Continued from Tuesday

The crowd appears to have grown larger. I suspect that people are reproducing at the back. That is what they do at festivals, after all. Big A is there with his family, and Eddie & Eddie – big fans of Eric’s from the previous year, and Medium-sized John, Len the Fish and the LTLP, along with loads of faces that I recognise from the Village Pub, Fish Shop etc. We weave to a sparser area, where I am introduced to a Man with a Moustache, who plays the keyboards, and a set list.

“Eric can’t make it,” informs Glen. “So we’re going to have to make do.”

“Fg?!?” I reply, with characteristic understatement.

“Probably best to just follow me on the bass.”

Ten seconds later I have him in a head lock and am smashing his face against some paving slabs screaming “other guitarists!!! There must be other guitarists here!!!”

There are no other guitarists. Nor, it transpires, is there a bloke from the Archers, player of banjos or no.

From the stage, onto which I have sleepwalked, I look out upon faces. There are faces everywhere. Faces. Faces. Some people seem to have at least eight or nine of them, all looking at me personally. There is an awful hush.

“What shall we start with, then?” says a voice.

The thing that people do not realise about guitar playing is that there is guitar playing and guitar playing, and the sort of guitar playing that I do is not the sort of guitar playing that is called for by the set list, which is full of guitar players’ songs. I would be quite happy to do some Leonard Cohen or Jake Thackray, or ‘I Will Walk 500 Miles’ or the complete works of Fairport Convention or whatever, but screaming rock soloing is just Not My Thing.

I suggest that I play some Leonard Cohen. There is dissent within the band.

“This one,” suggests the Chipper Barman, pointing out a screaming rock soloing thing. “It’s in G.”

I point out that if he’d handed me a clarinet and asked me to perform the Mozart Clarinet Concerto in A major then the helpful key-hint that Mozart dropped into the title of his piece would still not give me much of a head start in its performance.

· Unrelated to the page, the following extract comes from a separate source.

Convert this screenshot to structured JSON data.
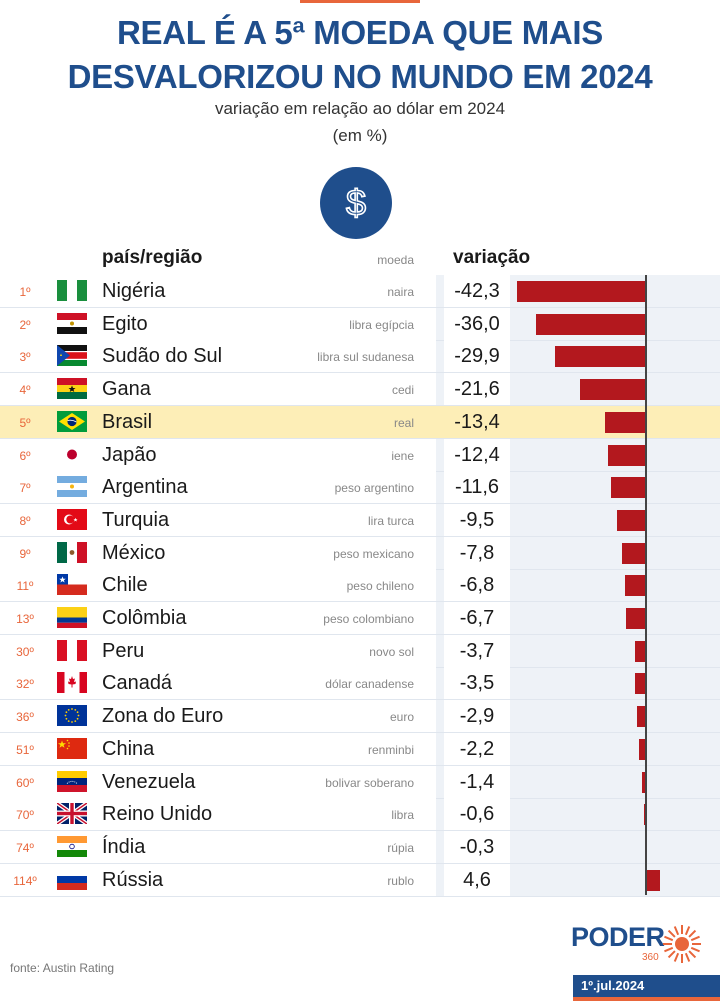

Sometimes people talk about a dream in which they find themselves naked on a theatre stage in front of an audience of 2000 people. The current moment is very much like this, aside from the fact that there are 6000 people in this dream’s auditorium, and I am not entirely naked as I am sporting a bra and women’s shoes.

Behind me, giant video screens have been erected to project secretly-obtained footage of me frowning in concentration as I very carefully and methodically masturbate a hen.

My mother sits stony-faced in the front row.